OdpowiedzUsuńŚwietne widoki oraz bardzo mądre słowa serdecznie pozdrawiam Naciaka
OdpowiedzUsuńsuper post i zdj są mega śliczne, ale i tak miałaś świetne wakacje. Jak ci się to udało to wszystko zrobić? ja miałam najgorsze Ever wakacje.
OdpowiedzUsuńBardzo mądrze piszesz. Miło, że dzielisz się swoimi doświadczeniami, podróżami, wspomnieniami.
OdpowiedzUsuńŻyczę powodzenia w blogowaniu i pozdrawiam serdecznie :)
http://gloryhaul.blogspot.com/
Ładne zdjęcia.Bardzo miłe,że wszystkie Twoje plany wakacyjne się udały.Co do 'wewnętrznych ograniczeń',muszę zgodzić się z tezą,że są silniejsze niż te zewnętrzne.Trzeba umieć je poskromić,taka prawda.
OdpowiedzUsuńhttps://yume-hime-reviews.blogspot.com/
Niepotrzebnie blokujemy się gdzieś w głowach,m w sercach. Przez to nie możemy dojść do upragnionych celów, marzeń.
OdpowiedzUsuńSuper spędziłaś wakacje!
http://kinga-wajman.blogspot.com/
przepiękne zdjecia, prześliczne widoki, świetnie że twoje plany sie udały, moje nie dokońca wszystkie ale były udane wakacje! pozdrawiam!!!
OdpowiedzUsuńBardzo ładne zdjęcie.
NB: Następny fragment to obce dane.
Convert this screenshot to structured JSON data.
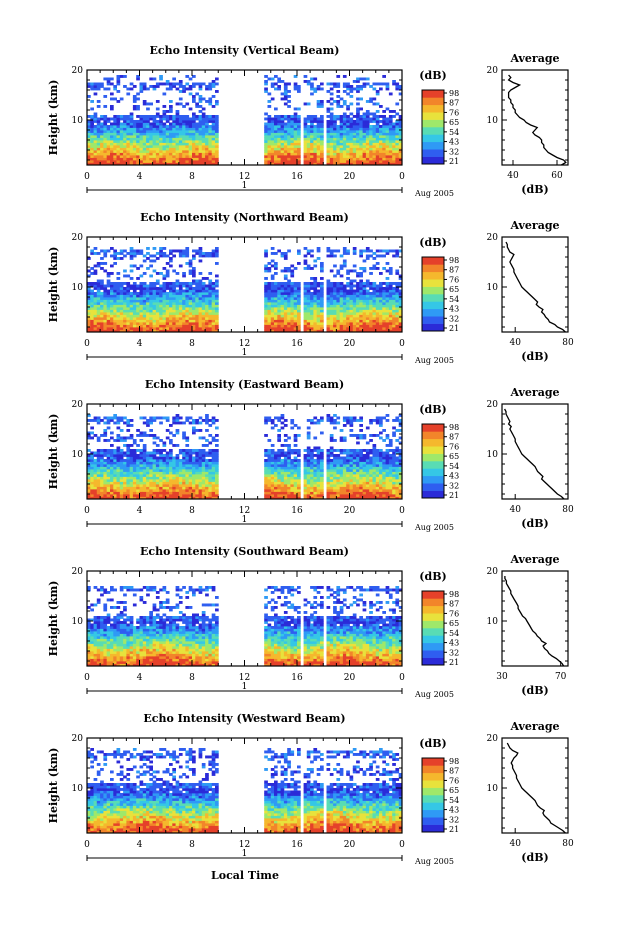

Bardzo się cieszę, że Twoje plany wypaliły, oby więcej takich :) ja byłem na "wakacjach" u mojej dziewczyny i było naprawdę bardzo fajnie :) robiliśmy razem mnóstwo ciekawych rzeczy i poznawaliśmy ciągle to nowe zajawki. Takie wczasy też są fajne :) ale mimo to zazdroszczę Ci wyjazdu.
OdpowiedzUsuńPozdrawiam i zapraszam do siebie
http://mytruetherapy.blogspot.com/
mega zdjęcia!
OdpowiedzUsuńNaprawdę super post! Trzymaj tak dalej!
OdpowiedzUsuńZapraszam do mnie, http://ascardisis.blogspot.com/
Fajne zdjęcia.
OdpowiedzUsuńSuper post.Zostaję na dłużej.